Master Leonard said the defendant firm in Newman v Gordon Dadds LLP provided nothing more than a ‘very limited estimate’ for initial work trying to settle a family/corporate dispute without litigation.

When that plan failed, the master concluded that Gordon Dadds’ failure to advise adequately on further estimates ‘deprived the claimant of the opportunity to make an informed choice about seeking alternative, less expensive representation for the litigation that followed’. The firm’s partner working on the matter was retained on a £450 hourly rate.

The claimant, Adam Newman, had asked the court to restrict costs to £10,000, which was the initial estimate made in a letter of retainer from August 2017. He subsequently paid a series of bills up to the end of 2017, coming to almost £76,000. But he has yet to pay a further £61,000 for bills rendered from January to May 2018, now arguing that recoverable fees should be limited to the initial £10,000 figure.

Newman said there was ‘hardly any discussion’, and no written advice, from Gordon Dadds about what he could expect costs to be as the litigation progressed. The judge ruled that evidence entirely supported his case, and that once the original estimate was exceeded a further assessment was required.

The master stated that any solicitor undertaking work for a client has a professional obligation to provide them with an estimate of costs and to keep that estimate up to date. He noted that the authorities showed that it may be appropriate to limit the amount payable if a proper estimate was not given.

He concluded that Gordon Dadds’ failure to give any further estimate of costs was a breach of its professional and contractual obligations to Newman.

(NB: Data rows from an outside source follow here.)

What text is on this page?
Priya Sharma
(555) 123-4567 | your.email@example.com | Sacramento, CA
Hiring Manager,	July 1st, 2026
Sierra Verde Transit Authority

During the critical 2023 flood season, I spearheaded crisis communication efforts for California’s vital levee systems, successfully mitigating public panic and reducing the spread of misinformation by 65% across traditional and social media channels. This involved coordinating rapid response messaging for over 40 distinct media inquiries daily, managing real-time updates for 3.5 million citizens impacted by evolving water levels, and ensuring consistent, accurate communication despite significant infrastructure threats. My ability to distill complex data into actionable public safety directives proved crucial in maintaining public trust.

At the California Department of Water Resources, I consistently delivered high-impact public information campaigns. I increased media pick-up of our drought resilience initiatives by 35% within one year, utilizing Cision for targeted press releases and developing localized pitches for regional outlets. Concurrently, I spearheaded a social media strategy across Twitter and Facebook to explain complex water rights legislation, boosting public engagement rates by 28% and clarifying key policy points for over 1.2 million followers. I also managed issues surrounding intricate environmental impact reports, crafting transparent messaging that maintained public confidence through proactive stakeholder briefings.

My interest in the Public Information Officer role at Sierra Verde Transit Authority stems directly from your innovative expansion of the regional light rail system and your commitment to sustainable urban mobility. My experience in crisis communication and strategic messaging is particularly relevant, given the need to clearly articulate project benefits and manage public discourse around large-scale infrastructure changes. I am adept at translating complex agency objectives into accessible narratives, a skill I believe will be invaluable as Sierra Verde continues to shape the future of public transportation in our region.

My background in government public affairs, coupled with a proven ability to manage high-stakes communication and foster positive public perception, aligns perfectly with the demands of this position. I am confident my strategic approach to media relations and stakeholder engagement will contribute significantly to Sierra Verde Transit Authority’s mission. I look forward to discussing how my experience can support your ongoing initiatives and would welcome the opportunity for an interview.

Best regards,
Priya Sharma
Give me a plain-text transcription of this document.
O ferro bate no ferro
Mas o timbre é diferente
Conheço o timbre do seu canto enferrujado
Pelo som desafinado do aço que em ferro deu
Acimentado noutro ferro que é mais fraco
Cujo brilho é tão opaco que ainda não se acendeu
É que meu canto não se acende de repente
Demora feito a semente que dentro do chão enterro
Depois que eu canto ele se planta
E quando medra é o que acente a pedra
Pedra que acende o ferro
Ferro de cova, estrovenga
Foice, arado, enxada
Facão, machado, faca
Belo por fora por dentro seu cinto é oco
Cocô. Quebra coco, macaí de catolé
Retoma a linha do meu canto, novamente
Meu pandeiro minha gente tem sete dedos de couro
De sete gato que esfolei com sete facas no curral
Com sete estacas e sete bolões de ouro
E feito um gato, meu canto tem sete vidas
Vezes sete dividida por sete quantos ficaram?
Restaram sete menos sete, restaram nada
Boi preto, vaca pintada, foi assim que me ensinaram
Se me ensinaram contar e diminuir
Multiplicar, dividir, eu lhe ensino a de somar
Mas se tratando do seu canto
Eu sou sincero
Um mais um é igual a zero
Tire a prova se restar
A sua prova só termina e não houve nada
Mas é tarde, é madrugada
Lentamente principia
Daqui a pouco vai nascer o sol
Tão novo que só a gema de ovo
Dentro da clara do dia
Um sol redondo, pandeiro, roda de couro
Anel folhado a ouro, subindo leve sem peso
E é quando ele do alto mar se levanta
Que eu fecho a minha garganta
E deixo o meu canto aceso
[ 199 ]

But on the issue of what should be paid, the master rejected the suggestion this should be limited to the initial £10,000. By the time a mediation meeting organised three months after that costs estimate had been unsuccessful, the Master said it was clear to everyone that the initial, less costly, strategy had also failed. Once the bills in dispute started being issued, the first estimate was ‘no more than an historical footnote’. Newman, in his written evidence, did not deny being aware of the costs as they accrued every month.

The master said there might well be a case for limiting the costs recoverable up to May 2018, reflecting what Newman would have spent on alternative solicitors. But evidence about what other firms might have cost did not produce a reliable and fair figure, so it was wrong to limit recoverable costs to any specific figure.